The machine learning engines

DSS’s visual machine learning comes with support for 4 different Machine Learning engines:

  • Python (based on the scikit-learn or xgboost libraries, in-memory processing)
  • MLLib (Spark) engine (based on Spark, distributed processing)
  • H2O Sparkling Water (distributed processing using the H2O library)
  • Vertica (in-database processing)

Each time you create a new machine learning model in DSS, you can select the corresponding training engine. The models will be trained with this engine.

Scoring engines

DSS allows you to select various engines in order to perform scoring of your models. This allows for faster execution in some cases.

Note

Scoring engines are only used to actually predict rows. While they are strongly related to training engines, some models trained with one engine can be scored with another.

The following scoring engines are available:

  • Local (DSS server only) scoring. This engine has two variants: the “Python” engine provides wider compatibility but lower performance. The “Optimized” scorer provides better performance and is automatically used whenever possible.
  • Spark: the scoring is performed in a distributed fashion on a Spark cluster
  • SQL: the model is converted to SQL code and executed within a SQL database.

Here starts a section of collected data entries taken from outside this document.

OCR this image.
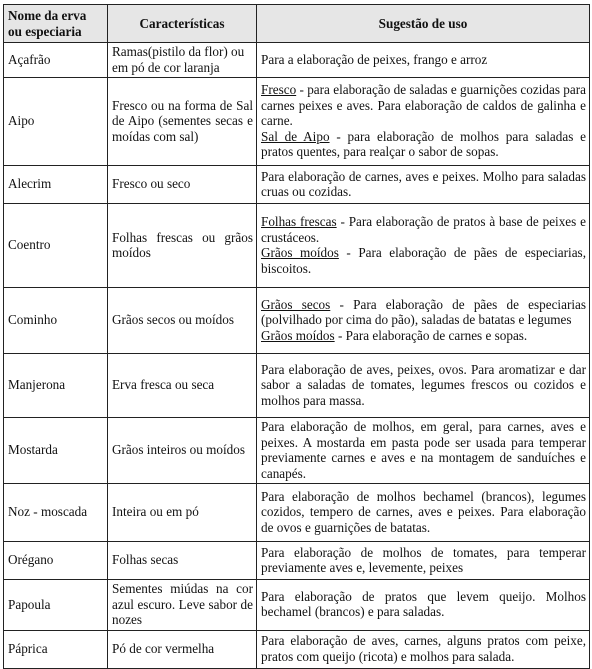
Nome da erva ou especiaria	Características	Sugestão de uso
Açafrão	Ramas(pistilo da flor) ou em pó de cor laranja	Para a elaboração de peixes, frango e arroz

Aipo	Fresco ou na forma de Sal de Aipo (sementes secas e moídas com sal)	Fresco - para elaboração de saladas e guarnições cozidas para carnes peixes e aves. Para elaboração de caldos de galinha e carne.
Sal de Aipo - para elaboração de molhos para saladas e pratos quentes, para realçar o sabor de sopas.

Alecrim	Fresco ou seco	Para elaboração de carnes, aves e peixes. Molho para saladas cruas ou cozidas.

Coentro	Folhas frescas ou grãos moídos	Folhas frescas - Para elaboração de pratos à base de peixes e crustáceos.
Grãos moídos - Para elaboração de pães de especiarias, biscoitos.

Cominho	Grãos secos ou moídos	Grãos secos - Para elaboração de pães de especiarias (polvilhado por cima do pão), saladas de batatas e legumes
Grãos moídos - Para elaboração de carnes e sopas.

Manjerona	Erva fresca ou seca	Para elaboração de aves, peixes, ovos. Para aromatizar e dar sabor a saladas de tomates, legumes frescos ou cozidos e molhos para massa.

Mostarda	Grãos inteiros ou moídos	Para elaboração de molhos, em geral, para carnes, aves e peixes. A mostarda em pasta pode ser usada para temperar previamente carnes e aves e na montagem de sanduíches e canapés.

Noz - moscada	Inteira ou em pó	Para elaboração de molhos bechamel (brancos), legumes cozidos, tempero de carnes, aves e peixes. Para elaboração de ovos e guarnições de batatas.

Orégano	Folhas secas	Para elaboração de molhos de tomates, para temperar previamente aves e, levemente, peixes

Papoula	Sementes miúdas na cor azul escuro. Leve sabor de nozes	Para elaboração de pratos que levem queijo. Molhos bechamel (brancos) e para saladas.

Páprica	Pó de cor vermelha	Para elaboração de aves, carnes, alguns pratos com peixe, pratos com queijo (ricota) e molhos para salada.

The selected engine can be adjusted in the scoring recipe editor. Only engines that are compatible with the selected model and input dataset will be available.

The default settings the following:

  • If the model was trained with Spark MLLib or Sparkling Water, it will be scored with the Spark engine
  • If the model was trained with VerticaML, it will be scored with the SQL engine
  • Else it will be scored with the Local engine. The optimized engine will be used if available.

If you do not wish to score your model with the “optimized” engine for some reason, you may select “Force original backend” in the scoring recipe editor to revert to the original backend.

Choosing an SQL engine (if your scored dataset is stored in an SQL database and your model is compatible) will generate a request to score the dataset. Note that this may create very large requests for compelex models.

The compatibility matrix for all DSS models is the following:

Training engine Algorithm Local (Optimized) Local (Python) Spark SQL  
Python in-memory Random forest Yes Yes Yes Yes (no probas for multiclass)  
MLLib Random forest Yes Yes Yes Yes (no probas for multiclass)  
Python in-memory Gradient Boosting Yes Yes Yes Regression only  
MLLib Gradient Boosting Yes Yes Yes Regression only  
Python in-memory Extra Trees (Scikit) Yes Yes Yes Yes (no probas for multiclass)  
Python in-memory Decision Trees Yes Yes Yes Yes (no probas for multiclass)  
MLLib Decision Trees Yes Yes Yes Yes (no probas for multiclass)  
Python in-memory Ordinary Least Squares, Lasso, Ridge Yes Yes Yes Yes  
Python in-memory SGD Yes Yes Yes Yes  
MLLib Linear Regression Yes Yes Yes Yes  
Python in-memory Logistic Regression Yes Yes Yes Yes  
MLLib Logistic Regression Yes Yes Yes Yes  
Python in-memory Neural Networks Yes Yes Yes Yes  
Python in-memory Naive Bayes No Yes No No  
MLLib Naive Bayes No No Yes No  
Python in-memory K-nearest-neighbors No Yes No No  
Python in-memory XGBoost No Yes No No  
Python in-memory SVM No Yes No No  
Python in-memory Custom models No Yes No No  
MLLib Custom models No No Yes No  
Sparkling-Water All models No No Yes No  
VerticaML All models No No No Yes  

Note

For models trained with Python, the Optimized Local and Spark engines are only available if preprocessing is also compatible.

The following preprocessing options are available for optimized scoring:

  • Numerical
    • No rescaling
    • Rescaling
    • Binning
    • Derivative features
    • Flag missing
    • Imputation
    • Drop row
  • Categorical
    • Dummification
    • Impact coding
    • Flag missing
    • Hashing (MLLib only)
    • Impute
    • Drop row
  • Text
    • Count vectorization
    • TF/IDF vectorization
    • Hashing (MLLib)

Note

For all models but VerticaML, the SQL engine is only available if preprocessing is also compatible.

The following preprocessing options are available for SQL scoring :

  • Numerical
    • No rescaling
    • Rescaling
    • Binning
    • Derivative features
    • Flag missing
    • Imputation
    • Drop row
  • Categorical
    • Dummification
    • Impact coding
    • Flag missing
    • Imputation
    • Drop row

Text is not supported

Limitations

The following limitations exist with SQL scoring:

  • Some algorithms may not generate probabilities with SQL scoring (see table above)
  • Conditional output columns are not generated with SQL scoring
  • Preparation scripts are not compatible with SQL scoring
  • Multiclass logistic regression and neural networks require the SQL dialect to support the GREATEST function.